1512-num_of_good_pairs.py

"""
https://leetcode.com/problems/number-of-good-pairs/submissions/

Strat:
    Since we only have to calculate the # of good pairs (instead of find all
    the good pairs themselves), we can employ a trick: given [1, 1, 1, 1], the 
    number of good pairs for the first 1 is 3 (all the 1s preceding it). The 
    number of good pairs for the second 1 is 2 (all the 1s preceding it).
    Apply this trick for the rest of the 1s, and the pattern of 
    1 + 2 + 3 + ... + n = (n)(n-1)/2 emerges.
    
    So use a dictionary to count the number of occurances for each #. Iterate through
    all the counts, and apply the above series.
    
Stats:
    Runtime: 16 ms, faster than 98.00% of Python online submissions for Number of Good Pairs.

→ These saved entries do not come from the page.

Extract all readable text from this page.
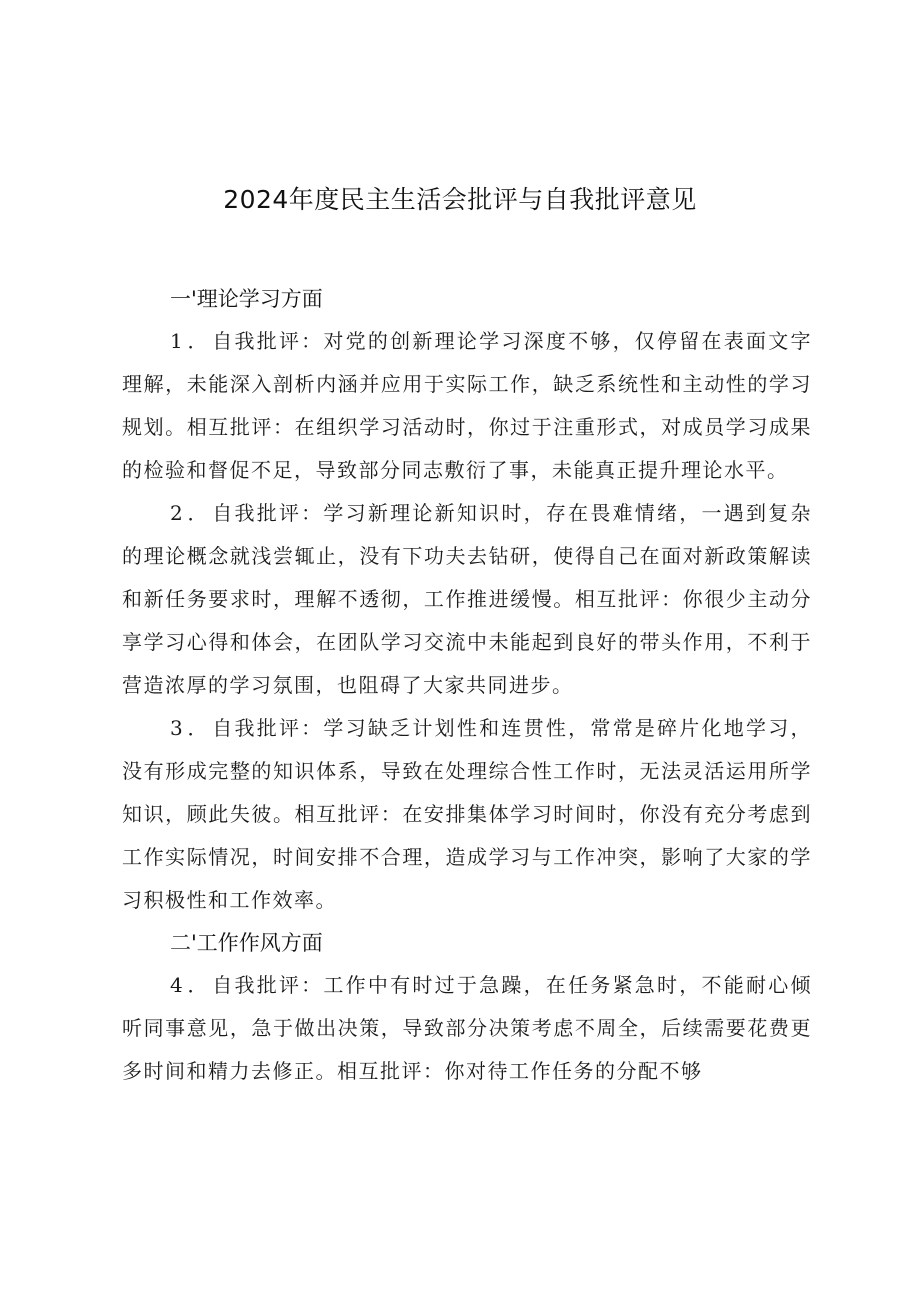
2024年度民主生活会批评与自我批评意见
一'理论学习方面

1．自我批评：对党的创新理论学习深度不够，仅停留在表面文字理解，未能深入剖析内涵并应用于实际工作，缺乏系统性和主动性的学习规划。相互批评：在组织学习活动时，你过于注重形式，对成员学习成果的检验和督促不足，导致部分同志敷衍了事，未能真正提升理论水平。

2．自我批评：学习新理论新知识时，存在畏难情绪，一遇到复杂的理论概念就浅尝辄止，没有下功夫去钻研，使得自己在面对新政策解读和新任务要求时，理解不透彻，工作推进缓慢。相互批评：你很少主动分享学习心得和体会，在团队学习交流中未能起到良好的带头作用，不利于营造浓厚的学习氛围，也阻碍了大家共同进步。

3．自我批评：学习缺乏计划性和连贯性，常常是碎片化地学习，没有形成完整的知识体系，导致在处理综合性工作时，无法灵活运用所学知识，顾此失彼。相互批评：在安排集体学习时间时，你没有充分考虑到工作实际情况，时间安排不合理，造成学习与工作冲突，影响了大家的学习积极性和工作效率。

二'工作作风方面

4．自我批评：工作中有时过于急躁，在任务紧急时，不能耐心倾听同事意见，急于做出决策，导致部分决策考虑不周全，后续需要花费更多时间和精力去修正。相互批评：你对待工作任务的分配不够
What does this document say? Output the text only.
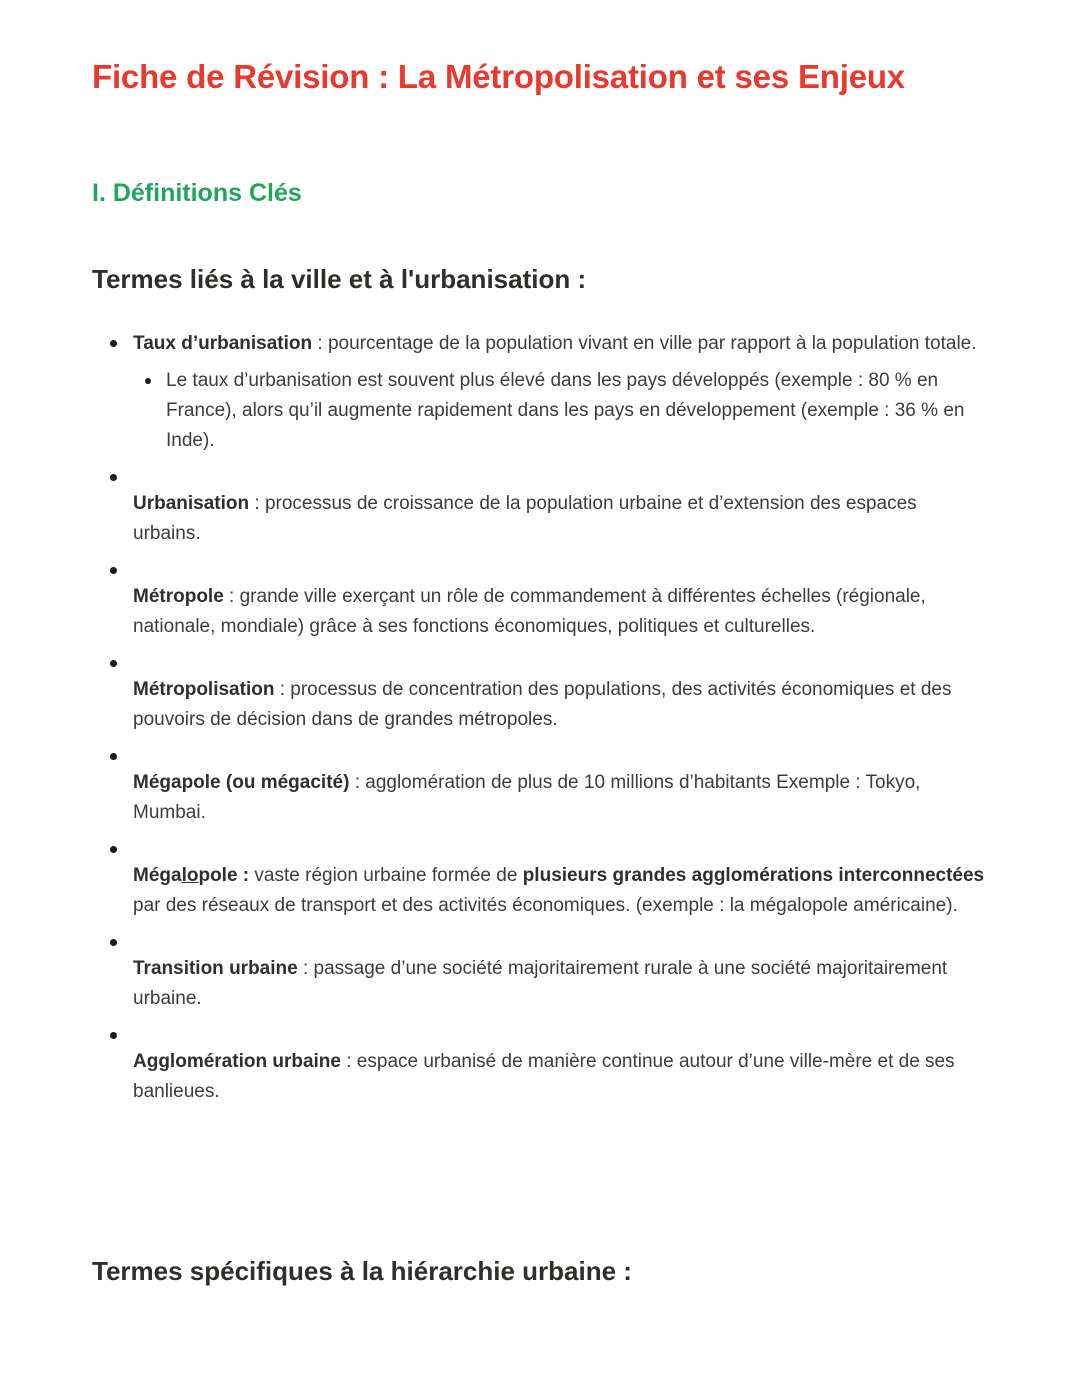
Fiche de Révision : La Métropolisation et ses Enjeux
I. Définitions Clés
Termes liés à la ville et à l'urbanisation :

Taux d’urbanisation : pourcentage de la population vivant en ville par rapport à la population totale.

Le taux d’urbanisation est souvent plus élevé dans les pays développés (exemple : 80 % en France), alors qu’il augmente rapidement dans les pays en développement (exemple : 36 % en Inde).

Urbanisation : processus de croissance de la population urbaine et d’extension des espaces urbains.

Métropole : grande ville exerçant un rôle de commandement à différentes échelles (régionale, nationale, mondiale) grâce à ses fonctions économiques, politiques et culturelles.

Métropolisation : processus de concentration des populations, des activités économiques et des pouvoirs de décision dans de grandes métropoles.

Mégapole (ou mégacité) : agglomération de plus de 10 millions d’habitants Exemple : Tokyo, Mumbai.

Mégalopole : vaste région urbaine formée de plusieurs grandes agglomérations interconnectées par des réseaux de transport et des activités économiques. (exemple : la mégalopole américaine).

Transition urbaine : passage d’une société majoritairement rurale à une société majoritairement urbaine.

Agglomération urbaine : espace urbanisé de manière continue autour d’une ville-mère et de ses banlieues.

Termes spécifiques à la hiérarchie urbaine :
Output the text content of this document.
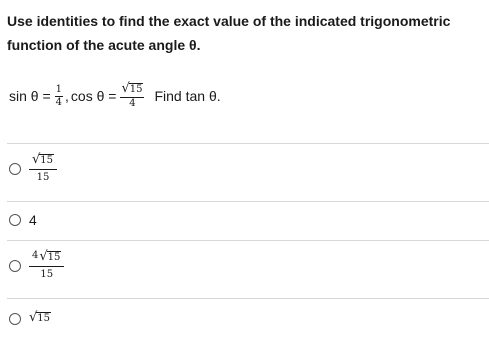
Use identities to find the exact value of the indicated trigonometric

function of the acute angle θ.

$\sin \theta = \frac{1}{4}$ , $\cos \theta = \frac{√ 15}{4}$ Find tan θ.
$\frac{√ 15}{15}$
4
$\frac{4 √ 15}{15}$
√ 15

    Memory Usage: 12.7 MB, less than 100.00% of Python online submissions for Number of Good Pairs.
"""
class Solution(object):
    def numIdenticalPairs(self, nums):
        """
        :type nums: List[int]
        :rtype: int
        """
        nums_counts = {}
        
        for num in nums:
            nums_counts[num] = nums_counts.get(num, 0) + 1 
        
        result = 0
        for count in nums_counts.values():
            result += self.count_good_pairs(count)
        
        return result
    
    
    def count_good_pairs(self, count):
        return count * (count - 1) / 2